Die eigentliche Aufgabe der Kirche ist deshalb die Verkündigung des Glaubens, also die Verkündigung der Gemeinschaft mit Gott aufgrund seiner Selbstmitteilung. Für ethische Normen tritt die Kirche nur aushilfsweise und
[51>] subsidiär ein. Wo Menschen in der Gefahr einer ethischen Blindheit sind, müssen sie auch auf ethische Normen aufmerksam gemacht werden, obwohl für deren Begründung Gründe der Vernunft geliefert werden müssen.

Wenn biblische Gebote gelten sollen – und viele von ihnen gelten durchaus –, dann muss es möglich sein, sie mit Vernunft zu begründen. Zum Beispiel kann man die ethische Unzulässigkeit von Homosexualität nicht bereits damit erweisen, dass sie in der Bibel verboten ist. In der Bibel ist es mit den gleichen Worten, dass es sich um einen „Greuel“ (Lev 18,22) handele, verboten, Meeresfrüchte zu genießen (vgl. Lev 11,10). In der Christenheit hält sich an das letztere Verbot heutzutage vermutlich fast niemand, und dies mit Recht. Vielleicht mag ein solches Verbot in seiner Entstehungszeit in der raschen Verderblichkeit und der darin begründeten Gesundheitsschädlichkeit von Meeresfrüchten begründet gewesen sein; aber heute ist es möglich, sie länger haltbar zu machen. Man muss also gerade im Sinn der Bibel nach Vernunftgründen suchen, um die ethische Geltung eines biblischen Verbots zu begründen. Bei der Ablehnung von Homosexualität kann es nicht um die Frage der „Bibeltreue“ gehen, sondern nur darum, ob man tatsächlich mit Vernunft  aufweisen kann, dass sie die Struktur von Kontraproduktivität hat. Es gibt Formen von Bibeltreue, die letztlich auf eine Verhöhnung der Bibel hinauslaufen. Auch zum Beispiel ein Verbot von Bluttransfusionen, wie es die Zeugen Jehovas vertreten, lässt sich im Sinn der Bibel selbst (vgl. z. B. 1 Sam 14,24–46; 1 Makk 2,29–41) nicht mit der Bibel begründen.

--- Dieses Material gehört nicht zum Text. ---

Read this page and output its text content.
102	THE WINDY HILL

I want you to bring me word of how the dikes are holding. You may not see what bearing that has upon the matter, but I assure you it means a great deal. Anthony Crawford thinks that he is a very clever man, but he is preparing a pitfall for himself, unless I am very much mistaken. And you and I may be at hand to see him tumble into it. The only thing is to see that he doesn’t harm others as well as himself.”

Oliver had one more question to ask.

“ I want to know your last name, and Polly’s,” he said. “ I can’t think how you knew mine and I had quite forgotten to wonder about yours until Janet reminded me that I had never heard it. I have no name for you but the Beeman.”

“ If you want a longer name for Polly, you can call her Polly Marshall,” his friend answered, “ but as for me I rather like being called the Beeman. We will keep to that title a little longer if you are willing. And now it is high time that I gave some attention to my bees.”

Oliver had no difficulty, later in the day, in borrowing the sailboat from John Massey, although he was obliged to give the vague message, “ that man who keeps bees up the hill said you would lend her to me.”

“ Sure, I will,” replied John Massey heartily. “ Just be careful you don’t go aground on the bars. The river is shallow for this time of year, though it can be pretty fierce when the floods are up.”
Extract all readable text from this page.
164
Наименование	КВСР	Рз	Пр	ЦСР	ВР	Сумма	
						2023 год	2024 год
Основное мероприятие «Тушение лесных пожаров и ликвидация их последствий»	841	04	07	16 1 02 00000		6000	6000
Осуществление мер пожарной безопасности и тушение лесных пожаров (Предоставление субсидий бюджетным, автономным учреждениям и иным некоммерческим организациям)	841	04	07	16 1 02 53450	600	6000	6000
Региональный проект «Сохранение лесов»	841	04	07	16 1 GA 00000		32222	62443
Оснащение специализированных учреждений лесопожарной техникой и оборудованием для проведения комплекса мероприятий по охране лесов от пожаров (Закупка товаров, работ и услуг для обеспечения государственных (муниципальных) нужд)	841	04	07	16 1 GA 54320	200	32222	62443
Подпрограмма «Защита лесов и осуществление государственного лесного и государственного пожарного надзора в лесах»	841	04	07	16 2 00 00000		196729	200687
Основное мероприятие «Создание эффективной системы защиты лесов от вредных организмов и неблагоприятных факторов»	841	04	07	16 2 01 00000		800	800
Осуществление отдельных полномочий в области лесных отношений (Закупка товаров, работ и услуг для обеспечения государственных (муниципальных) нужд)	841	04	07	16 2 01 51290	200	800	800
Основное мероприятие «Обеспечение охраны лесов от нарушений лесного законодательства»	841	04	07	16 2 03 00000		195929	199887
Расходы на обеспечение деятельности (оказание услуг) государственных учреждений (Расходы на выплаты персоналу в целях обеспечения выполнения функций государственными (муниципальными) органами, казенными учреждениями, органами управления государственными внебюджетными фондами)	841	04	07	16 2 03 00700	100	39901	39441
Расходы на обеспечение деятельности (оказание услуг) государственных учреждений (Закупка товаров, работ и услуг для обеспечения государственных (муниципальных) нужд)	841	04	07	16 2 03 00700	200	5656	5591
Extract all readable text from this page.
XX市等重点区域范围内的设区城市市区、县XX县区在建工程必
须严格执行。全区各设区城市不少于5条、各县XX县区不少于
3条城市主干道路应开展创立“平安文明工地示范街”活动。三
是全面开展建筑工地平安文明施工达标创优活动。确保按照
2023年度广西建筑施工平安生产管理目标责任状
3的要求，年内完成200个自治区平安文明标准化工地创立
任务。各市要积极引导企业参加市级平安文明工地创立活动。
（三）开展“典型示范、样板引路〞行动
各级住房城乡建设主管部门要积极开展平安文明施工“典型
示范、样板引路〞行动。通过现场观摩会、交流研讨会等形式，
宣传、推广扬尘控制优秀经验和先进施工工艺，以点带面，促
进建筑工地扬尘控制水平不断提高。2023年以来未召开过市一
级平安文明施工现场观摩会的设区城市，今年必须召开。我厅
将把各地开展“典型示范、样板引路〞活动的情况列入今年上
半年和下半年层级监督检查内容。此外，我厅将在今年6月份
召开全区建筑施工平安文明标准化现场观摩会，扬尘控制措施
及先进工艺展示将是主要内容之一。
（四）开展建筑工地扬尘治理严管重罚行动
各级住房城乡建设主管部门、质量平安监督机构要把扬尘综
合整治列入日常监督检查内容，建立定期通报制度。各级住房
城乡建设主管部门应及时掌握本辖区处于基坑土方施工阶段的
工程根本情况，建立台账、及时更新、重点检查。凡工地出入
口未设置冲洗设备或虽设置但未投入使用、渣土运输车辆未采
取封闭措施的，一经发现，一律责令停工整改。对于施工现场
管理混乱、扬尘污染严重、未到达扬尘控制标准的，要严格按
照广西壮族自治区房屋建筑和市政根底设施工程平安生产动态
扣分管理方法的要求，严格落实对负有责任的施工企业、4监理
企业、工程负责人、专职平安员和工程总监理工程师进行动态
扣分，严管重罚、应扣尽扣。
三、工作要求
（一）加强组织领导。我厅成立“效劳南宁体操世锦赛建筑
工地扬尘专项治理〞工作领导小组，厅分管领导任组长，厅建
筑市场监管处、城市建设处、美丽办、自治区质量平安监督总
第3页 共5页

Von der Erfahrung ethischer Beanspruchung her, die absolut ist und der gegenüber es keine noch übergeordneten Gesichtspunkte geben kann, die sie relativierten, kann man hinweisend sagen, man stehe damit unter dem Anspruch Gottes (vgl. die Deutung von Ex 2,11–16 durch Ex 3,1–10). In diesem Sinn kann man sogar sagen, sie seien Gottes Wille. Aber man kann nicht umgekehrt ethische Forderungen von Gott herleiten oder gar mit Gott begründen. Man kann auch nicht sagen, dass die ethischen Forderungen durch den Glauben verstärkt werden; mit einer solchen Behauptung würde man nur verkennen, dass sie von vornherein unbedingt sind, und diese Verkennung ist selber unethisch.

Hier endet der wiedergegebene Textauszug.